A Data splitting strategy for comparing per-batch ML performances and signatures between raw KrakenUniq-MicrobialDB abundances derived from hg38-, T2T-, and HPRC-transcript-depleted data. Note: Only Illumina HiSeq samples were used for comparison. B Aggregated per-batch AUROCs for tumor-versus-normal ML comparisons. C Aggregated per-bach AUROCs for cancer type comparisons using primary tumors. D Aggregated per-bach AUROCs for cancer type comparisons using blood samples. ML feature similarities for cancer type comparisons when using primary tumors between (E) hg38- versus T2T-depleted, (F) hg38- versus HPRC-transcript-depleted, and (G) T2T- versus HPRC-transcript-depleted microbial data. ML feature similarities for cancer type comparisons when using blood samples between (H) hg38- versus T2T-depleted, (I) hg38- versus HPRC-transcript-depleted, and (J) T2T- versus HPRC-transcript-depleted microbial data. ML feature similarities for tumor versus normal comparisons between (K) hg38- versus T2T-depleted, (L) hg38- versus HPRC-transcript-depleted, and (M) T2T- versus HPRC-transcript-depleted microbial data. B–D Error bars denote 95% confidence intervals. E–M Kendall tau correlations are shown in red. Fisher exact tests are shown in blue. P-values combined across multiple batches using Fisher’s method on the raw per-batch p-values, followed by Benjamini-Hochberg correction across cancer types. Number of combined batches per cancer type inset in white text. Logarithms are base 10. See Supplementary Fig. 1C for list of TCGA cancer type abbreviations.

Fig. 8. Application of the SHOGUN/Woltka-RS210-clean pipeline on HPRC and transcript-depleted TCGA data demonstrates cancer type-specificity in tissues and blood.
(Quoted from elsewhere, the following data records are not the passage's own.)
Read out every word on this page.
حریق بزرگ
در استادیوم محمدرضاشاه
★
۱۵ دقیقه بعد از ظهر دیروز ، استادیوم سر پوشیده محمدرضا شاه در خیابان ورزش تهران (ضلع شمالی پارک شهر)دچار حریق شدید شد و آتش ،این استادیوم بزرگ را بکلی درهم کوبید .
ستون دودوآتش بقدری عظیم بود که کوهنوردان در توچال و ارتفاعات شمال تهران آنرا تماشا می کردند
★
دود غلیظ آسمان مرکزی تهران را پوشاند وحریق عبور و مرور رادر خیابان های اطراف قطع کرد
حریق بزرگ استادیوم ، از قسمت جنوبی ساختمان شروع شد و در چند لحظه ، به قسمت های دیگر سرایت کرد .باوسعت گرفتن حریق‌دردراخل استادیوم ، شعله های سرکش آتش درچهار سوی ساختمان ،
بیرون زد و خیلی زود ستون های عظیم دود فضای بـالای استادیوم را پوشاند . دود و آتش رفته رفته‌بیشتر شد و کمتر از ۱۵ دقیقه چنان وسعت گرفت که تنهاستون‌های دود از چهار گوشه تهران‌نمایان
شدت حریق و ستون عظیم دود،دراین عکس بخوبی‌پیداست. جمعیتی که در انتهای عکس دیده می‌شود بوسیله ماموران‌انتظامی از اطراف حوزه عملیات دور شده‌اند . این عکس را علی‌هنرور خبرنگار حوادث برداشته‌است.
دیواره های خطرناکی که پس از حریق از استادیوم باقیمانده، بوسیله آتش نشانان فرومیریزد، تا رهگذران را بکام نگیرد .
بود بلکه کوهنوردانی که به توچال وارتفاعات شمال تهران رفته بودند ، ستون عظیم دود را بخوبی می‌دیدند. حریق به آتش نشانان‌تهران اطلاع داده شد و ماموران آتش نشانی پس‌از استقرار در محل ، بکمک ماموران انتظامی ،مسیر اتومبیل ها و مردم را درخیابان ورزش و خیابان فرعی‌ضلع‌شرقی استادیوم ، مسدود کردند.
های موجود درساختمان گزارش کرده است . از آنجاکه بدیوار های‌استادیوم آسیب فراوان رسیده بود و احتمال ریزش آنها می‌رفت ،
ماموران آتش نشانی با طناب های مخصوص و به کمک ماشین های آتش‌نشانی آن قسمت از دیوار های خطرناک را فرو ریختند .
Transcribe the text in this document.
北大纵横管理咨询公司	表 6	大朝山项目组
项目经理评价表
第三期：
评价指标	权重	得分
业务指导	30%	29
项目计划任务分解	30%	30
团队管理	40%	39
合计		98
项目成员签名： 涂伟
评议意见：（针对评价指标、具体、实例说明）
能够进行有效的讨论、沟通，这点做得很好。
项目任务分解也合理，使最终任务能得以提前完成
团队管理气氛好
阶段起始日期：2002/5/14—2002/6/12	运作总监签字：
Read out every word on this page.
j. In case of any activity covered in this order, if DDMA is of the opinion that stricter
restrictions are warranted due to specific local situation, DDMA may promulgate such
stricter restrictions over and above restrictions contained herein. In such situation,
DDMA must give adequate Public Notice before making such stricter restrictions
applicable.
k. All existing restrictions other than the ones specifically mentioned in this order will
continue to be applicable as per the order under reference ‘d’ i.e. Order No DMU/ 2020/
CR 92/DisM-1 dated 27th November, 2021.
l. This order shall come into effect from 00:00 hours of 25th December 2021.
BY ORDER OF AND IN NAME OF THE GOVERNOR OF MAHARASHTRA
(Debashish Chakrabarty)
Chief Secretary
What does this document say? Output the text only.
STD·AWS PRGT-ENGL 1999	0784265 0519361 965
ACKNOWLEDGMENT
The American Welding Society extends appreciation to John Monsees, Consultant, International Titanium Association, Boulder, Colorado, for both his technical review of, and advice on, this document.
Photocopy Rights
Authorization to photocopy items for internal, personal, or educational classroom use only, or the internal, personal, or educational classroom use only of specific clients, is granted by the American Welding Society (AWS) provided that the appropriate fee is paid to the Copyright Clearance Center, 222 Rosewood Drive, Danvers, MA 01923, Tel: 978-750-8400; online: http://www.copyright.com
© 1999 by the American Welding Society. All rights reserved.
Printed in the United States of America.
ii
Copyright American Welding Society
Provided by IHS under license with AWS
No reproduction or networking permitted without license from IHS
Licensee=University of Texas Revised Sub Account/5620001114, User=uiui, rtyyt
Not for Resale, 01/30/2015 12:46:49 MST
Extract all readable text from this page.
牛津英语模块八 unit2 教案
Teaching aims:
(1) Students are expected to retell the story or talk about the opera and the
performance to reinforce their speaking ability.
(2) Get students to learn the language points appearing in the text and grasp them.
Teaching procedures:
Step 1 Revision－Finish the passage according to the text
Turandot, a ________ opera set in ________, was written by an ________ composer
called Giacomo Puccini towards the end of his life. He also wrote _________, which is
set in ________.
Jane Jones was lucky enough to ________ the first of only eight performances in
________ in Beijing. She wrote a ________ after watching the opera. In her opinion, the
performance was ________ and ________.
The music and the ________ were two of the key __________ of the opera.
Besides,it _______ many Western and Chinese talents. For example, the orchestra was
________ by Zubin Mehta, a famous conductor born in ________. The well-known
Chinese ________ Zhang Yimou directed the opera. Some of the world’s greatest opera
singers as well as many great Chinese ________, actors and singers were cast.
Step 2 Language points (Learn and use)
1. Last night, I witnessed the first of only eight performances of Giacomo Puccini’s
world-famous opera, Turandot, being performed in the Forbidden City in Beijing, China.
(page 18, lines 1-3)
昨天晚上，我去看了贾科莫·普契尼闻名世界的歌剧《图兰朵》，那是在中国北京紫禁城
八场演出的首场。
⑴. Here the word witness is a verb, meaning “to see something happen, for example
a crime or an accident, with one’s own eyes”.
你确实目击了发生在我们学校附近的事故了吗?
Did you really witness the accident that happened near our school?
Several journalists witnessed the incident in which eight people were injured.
A Steps taken to derive 689 unique, filtered species with ≥50% aggregate genome coverage based on running SHOGUN/Woltka mapping against RS210-clean on HPRC and transcript-depleted TCGA data. Species abundances were input into alpha diversity, beta diversity, differential abundance, and ML analyses to evaluate cancer type specificity. B Prevalence of filtered species among TCGA WGS and RNA-Seq samples. C Original TCGA read depths of samples containing (blue) or lacking (red) filtered species. D Exemplary one-cancer-type-versus-all-others ML among primary tumors (PT) at Harvard Medical School (HMS) using the filtered species. Error bars denote averages (dots) and 95% confidence intervals (brackets) of 10-fold cross-validation. Null AUROC and AUPR shown as dotted horizontal lines. E Exemplary one-cancer-type-versus-all-others ML among blood derived normals (BDN) at HMS using the filtered species. Error bars denote averages (dots) and 95% confidence intervals (brackets) of 10-fold cross-validation. Null AUROC and AUPR shown as dotted horizontal lines. F Aitchison distance beta diversities calculated by RPCA [77] among HMS PTs colored by cancer type. PERMANOVA values inset, based on cancer type separation. G Aitchison distance beta diversities calculated by RPCA [77] among HMS BDNs colored by cancer type. PERMANOVA values inset, based on cancer type separation. H Filtered species differential abundance among HMS cancer types using PTs in a one-cancer-type-versus-all-others manner. Red dots denote microbes with q ≤ 0.05. Positive log-fold changes denote microbes associated with that particular cancer type. I Filtered species differential abundance among HMS cancer types using BDNs in a one-cancer-type-versus-all-others manner. Red dots denote microbes with q ≤ 0.05. Positive log-fold changes denote microbes associated with that particular cancer type. J Multiclass ML confusion matrix among cancer types using WGS PTs after ConQuR batch correction. K Multiclass ML confusion matrix among cancer types using WGS BDNs after ConQuR batch correction. D–E, H–K TCGA cancer type abbreviations shown in Supplementary Fig. 1C.